Why don't databases create their own indexes automatically?
Update
This is now implemented in SQL Server Azure. It generates recommendations
and index management can be configured to be automatic.
Enable automatic index management
You can set the SQL Database Advisor to implement recommendations automatically. As recommendations become available they will automatically be applied. As with all index operations managed by the service if the performance impact is negative the recommendation will be reverted.
Original Answer
Some databases do already (kind of) create indexes automatically.
In SQL Server the execution plan can sometimes include an Index Spool operator where the RDBMS dynamically creates an indexed copy of the data. However this spool is not a persistent part of the database kept in synch with the source data and it cannot be shared between query executions, meaning execution of such plans may end up repeatedly creating and dropping temporary indexes on the same data.
Perhaps in the future RDBMSs will have the capacity to dynamically drop and create persistent indexes according to workload.
The process of index optimisation is in the end just a cost benefit analysis. Whilst it is true that humans may have more information about relative importance of queries in a workload in principle there is no reason why this information could not be made available to the optimiser. SQL Server already has a resource governor that allows sessions to be classified into different workload groups with different resource allocations according to priority.

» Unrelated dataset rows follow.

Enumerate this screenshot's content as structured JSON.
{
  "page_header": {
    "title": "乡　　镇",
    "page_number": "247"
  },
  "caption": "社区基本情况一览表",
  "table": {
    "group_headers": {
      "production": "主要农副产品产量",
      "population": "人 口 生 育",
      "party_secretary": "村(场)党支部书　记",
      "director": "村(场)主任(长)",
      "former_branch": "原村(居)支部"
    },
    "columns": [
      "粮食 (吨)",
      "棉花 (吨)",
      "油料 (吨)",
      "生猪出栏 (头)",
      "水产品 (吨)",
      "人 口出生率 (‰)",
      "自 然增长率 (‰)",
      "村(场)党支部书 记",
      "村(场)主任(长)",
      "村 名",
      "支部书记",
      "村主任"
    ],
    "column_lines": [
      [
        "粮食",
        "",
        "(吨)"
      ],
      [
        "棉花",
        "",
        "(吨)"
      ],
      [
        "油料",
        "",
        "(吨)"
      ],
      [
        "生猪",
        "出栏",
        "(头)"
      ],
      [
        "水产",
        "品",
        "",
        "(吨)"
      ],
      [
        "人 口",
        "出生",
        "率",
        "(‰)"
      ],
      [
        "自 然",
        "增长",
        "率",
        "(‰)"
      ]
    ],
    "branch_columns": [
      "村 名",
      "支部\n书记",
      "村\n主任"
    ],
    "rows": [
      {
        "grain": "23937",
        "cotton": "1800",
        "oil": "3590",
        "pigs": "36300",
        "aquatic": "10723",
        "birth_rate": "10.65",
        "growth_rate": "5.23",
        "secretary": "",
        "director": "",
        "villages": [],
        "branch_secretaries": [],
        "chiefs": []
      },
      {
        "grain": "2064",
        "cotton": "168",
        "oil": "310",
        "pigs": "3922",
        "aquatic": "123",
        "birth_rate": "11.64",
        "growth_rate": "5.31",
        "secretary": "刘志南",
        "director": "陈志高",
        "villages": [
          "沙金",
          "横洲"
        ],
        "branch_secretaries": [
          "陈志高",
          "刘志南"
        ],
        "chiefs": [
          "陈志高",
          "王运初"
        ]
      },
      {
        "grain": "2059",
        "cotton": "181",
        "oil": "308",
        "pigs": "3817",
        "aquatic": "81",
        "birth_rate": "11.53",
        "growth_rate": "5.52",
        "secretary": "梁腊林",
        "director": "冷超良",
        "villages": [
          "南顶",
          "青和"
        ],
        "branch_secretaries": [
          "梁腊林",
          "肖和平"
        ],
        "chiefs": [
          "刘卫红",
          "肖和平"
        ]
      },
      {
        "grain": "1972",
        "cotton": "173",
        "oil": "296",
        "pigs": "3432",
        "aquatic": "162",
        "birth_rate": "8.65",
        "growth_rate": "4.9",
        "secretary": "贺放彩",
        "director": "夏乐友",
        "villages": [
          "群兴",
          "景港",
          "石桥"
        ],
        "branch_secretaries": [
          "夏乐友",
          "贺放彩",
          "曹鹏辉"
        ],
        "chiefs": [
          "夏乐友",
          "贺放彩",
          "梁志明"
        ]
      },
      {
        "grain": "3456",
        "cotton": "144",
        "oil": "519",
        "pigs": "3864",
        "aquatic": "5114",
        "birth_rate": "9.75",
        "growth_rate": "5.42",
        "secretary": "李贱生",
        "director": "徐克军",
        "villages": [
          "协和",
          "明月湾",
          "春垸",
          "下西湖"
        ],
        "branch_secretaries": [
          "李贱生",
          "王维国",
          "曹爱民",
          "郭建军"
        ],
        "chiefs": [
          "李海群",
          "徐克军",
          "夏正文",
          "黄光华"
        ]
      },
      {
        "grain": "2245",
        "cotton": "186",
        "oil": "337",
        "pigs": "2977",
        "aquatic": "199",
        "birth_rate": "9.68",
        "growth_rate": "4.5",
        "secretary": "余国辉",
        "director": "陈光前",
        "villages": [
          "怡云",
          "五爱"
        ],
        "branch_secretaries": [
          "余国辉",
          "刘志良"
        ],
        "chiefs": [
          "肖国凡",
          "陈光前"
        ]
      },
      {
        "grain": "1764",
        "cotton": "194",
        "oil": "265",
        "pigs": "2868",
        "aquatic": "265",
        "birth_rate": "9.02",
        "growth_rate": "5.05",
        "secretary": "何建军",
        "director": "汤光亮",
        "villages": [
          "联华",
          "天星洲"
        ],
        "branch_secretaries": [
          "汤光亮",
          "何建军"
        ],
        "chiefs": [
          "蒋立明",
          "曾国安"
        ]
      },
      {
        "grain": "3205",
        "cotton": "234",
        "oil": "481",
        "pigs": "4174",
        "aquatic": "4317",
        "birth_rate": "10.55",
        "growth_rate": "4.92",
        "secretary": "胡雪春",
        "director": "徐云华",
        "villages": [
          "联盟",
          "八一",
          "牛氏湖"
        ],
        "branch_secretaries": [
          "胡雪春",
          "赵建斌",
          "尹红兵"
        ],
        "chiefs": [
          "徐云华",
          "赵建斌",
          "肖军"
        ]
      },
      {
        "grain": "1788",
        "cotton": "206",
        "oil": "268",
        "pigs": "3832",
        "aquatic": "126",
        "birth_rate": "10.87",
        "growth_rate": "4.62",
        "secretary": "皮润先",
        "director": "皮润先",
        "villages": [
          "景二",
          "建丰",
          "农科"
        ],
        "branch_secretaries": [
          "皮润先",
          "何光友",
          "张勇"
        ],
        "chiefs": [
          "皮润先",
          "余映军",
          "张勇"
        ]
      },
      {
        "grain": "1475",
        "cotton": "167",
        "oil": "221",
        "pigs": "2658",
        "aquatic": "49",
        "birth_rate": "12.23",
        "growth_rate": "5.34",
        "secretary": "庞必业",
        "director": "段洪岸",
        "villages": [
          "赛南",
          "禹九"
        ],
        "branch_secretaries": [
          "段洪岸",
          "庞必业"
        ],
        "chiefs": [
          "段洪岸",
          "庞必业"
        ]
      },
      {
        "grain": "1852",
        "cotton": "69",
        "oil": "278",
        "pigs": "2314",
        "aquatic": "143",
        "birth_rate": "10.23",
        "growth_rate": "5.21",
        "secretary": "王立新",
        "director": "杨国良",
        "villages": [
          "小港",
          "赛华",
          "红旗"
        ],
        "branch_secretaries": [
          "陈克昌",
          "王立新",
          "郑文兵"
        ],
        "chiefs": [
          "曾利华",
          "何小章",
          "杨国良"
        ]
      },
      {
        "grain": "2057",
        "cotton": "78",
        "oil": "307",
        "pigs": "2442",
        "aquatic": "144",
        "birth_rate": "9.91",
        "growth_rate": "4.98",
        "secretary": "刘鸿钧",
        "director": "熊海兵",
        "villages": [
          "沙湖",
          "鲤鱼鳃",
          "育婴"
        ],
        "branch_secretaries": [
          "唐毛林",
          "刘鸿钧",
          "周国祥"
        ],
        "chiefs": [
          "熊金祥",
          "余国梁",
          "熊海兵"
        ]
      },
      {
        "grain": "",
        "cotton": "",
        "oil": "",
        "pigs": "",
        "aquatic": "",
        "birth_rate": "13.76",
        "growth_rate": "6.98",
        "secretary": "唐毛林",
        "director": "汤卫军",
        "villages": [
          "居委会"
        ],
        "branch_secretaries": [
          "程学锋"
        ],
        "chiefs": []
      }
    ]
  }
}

The missing index DMVs mentioned by Kenneth are not intended to be implemented blindly as they only consider the benefits to a specific query and make no attempt to take account of the cost of the potential index to other queries. Nor does it consolidate similar missing indexes. e.g. the output of this DMV may report missing indexes on A,B,C
and A,B INCLUDE(C)
Some current issues with the idea are
- The quality of any automated analysis that does not actually create the index will be highly dependant upon the accuracy of the costing model.
- Even within the field of automated analysis an offline solution will be able to be more thorough than an online solution as it is imperative that an online solution should not add large book keeping overhead to the live server and interfere with its primary purpose of executing queries.
- The indexes created automatically in response to workload will necessarily be created in response to queries that would have found them useful so will lag behind solutions that create the indexes in advance.
It is probably reasonable to expect the accuracy of costing models to improve over time but point 2 looks trickier to solve and point 3 is inherently insoluble.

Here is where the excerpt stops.